Written by Miriam Sved
Review by Georgia Rose Phillips

It is Brooklyn, 1950, and the appearance of a mysterious parcel containing mathematical workings arrives in the afternoon mail. Its contents, however, are from a period where the bulk of the narrative is set, in Budapest of 1938, where five prodigiously talented adolescent mathematicians, Eszter, Ildiko, Tibor, Levi, and Pali, meet below the Statue of Anonymous. They are united by an unbreakable bond of friendship, their growing concern for the increasingly dire political climate, and dreams of escape after being expelled from university under antisemitic laws. Meanwhile, in Sydney in 2007, Illy has just laid her estranged and bitter father to rest, only to be gifted a notebook from her grandmother which contains a web of enthralling secrets connecting the two narratives.
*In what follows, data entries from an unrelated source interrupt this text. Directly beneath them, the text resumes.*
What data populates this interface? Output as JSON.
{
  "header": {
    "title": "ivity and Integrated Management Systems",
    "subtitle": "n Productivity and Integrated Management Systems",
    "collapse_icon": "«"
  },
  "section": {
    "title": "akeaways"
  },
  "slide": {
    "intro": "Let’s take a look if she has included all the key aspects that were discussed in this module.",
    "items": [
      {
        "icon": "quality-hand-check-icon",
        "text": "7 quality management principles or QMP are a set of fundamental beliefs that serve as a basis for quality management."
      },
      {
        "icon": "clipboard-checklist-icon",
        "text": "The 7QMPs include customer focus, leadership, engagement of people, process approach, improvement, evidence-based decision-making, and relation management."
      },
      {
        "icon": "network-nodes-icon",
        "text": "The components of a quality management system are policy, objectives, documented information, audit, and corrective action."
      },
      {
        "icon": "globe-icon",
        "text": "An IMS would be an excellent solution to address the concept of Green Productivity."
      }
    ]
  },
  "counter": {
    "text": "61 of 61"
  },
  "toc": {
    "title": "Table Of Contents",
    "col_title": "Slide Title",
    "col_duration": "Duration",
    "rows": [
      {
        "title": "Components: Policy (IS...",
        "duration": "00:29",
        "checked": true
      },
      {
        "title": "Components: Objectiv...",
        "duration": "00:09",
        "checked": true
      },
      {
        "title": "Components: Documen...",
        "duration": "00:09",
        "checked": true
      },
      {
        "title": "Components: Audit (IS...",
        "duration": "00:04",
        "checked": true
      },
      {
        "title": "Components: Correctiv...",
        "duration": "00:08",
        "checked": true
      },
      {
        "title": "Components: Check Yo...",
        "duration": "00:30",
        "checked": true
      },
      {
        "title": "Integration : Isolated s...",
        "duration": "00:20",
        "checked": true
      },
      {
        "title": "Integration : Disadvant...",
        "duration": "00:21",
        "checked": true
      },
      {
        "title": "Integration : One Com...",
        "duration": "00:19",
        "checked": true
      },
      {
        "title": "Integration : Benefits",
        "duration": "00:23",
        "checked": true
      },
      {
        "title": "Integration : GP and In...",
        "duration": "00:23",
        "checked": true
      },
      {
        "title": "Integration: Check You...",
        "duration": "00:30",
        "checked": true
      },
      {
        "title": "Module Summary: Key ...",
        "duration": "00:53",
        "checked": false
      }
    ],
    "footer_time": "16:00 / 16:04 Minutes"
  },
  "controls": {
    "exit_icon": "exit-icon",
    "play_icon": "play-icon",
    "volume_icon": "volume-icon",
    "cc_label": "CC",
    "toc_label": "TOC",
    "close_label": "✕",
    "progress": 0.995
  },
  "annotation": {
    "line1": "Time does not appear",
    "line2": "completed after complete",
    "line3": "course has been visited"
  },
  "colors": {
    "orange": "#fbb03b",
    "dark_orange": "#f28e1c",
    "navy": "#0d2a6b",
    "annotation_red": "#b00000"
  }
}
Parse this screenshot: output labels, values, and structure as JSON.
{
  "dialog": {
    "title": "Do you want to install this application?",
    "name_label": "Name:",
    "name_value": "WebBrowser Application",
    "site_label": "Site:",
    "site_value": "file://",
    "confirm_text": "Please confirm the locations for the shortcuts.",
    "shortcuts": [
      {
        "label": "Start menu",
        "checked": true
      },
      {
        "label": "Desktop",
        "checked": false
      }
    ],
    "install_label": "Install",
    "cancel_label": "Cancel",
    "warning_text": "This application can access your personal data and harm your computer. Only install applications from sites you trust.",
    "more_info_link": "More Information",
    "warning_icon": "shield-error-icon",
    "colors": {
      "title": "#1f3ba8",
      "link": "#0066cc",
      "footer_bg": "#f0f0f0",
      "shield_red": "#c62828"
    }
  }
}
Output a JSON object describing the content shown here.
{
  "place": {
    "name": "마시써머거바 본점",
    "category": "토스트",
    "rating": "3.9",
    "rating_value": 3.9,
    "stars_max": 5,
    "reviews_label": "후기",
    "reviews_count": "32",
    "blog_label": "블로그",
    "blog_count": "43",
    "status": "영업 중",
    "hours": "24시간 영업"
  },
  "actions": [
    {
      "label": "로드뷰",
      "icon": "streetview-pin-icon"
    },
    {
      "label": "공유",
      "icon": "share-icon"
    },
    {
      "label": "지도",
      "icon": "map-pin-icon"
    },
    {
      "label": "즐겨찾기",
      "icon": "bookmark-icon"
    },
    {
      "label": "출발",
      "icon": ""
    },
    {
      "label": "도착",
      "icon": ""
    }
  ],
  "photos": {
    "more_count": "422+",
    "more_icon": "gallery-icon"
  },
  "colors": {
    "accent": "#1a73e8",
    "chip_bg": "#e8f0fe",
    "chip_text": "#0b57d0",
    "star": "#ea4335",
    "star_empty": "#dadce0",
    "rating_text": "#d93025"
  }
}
The novel draws on the story of Sved’s grandmother, mathematician Marta Sved (née Wachsberger) and is inspired by the eccentric mathematical genius, Paul Erdős. This is Sved’s second novel, albeit her first ‘historical novel’, making the way she deftly and poetically weaves three generations across three periods even more impressive. The intertwining of the plots amounts to a psychologically taut and politically complex narrative that meditates on the nature of friendship, family and survival amidst the austere backdrop, which Sved renders with vivid acuity. It is not a novel you can read whilst juggling other books; however, if you give it your undivided attention, it is an all-consuming page turner with Sved’s knack for unexpected plot twists imbuing the story with a delightful degree of intensity.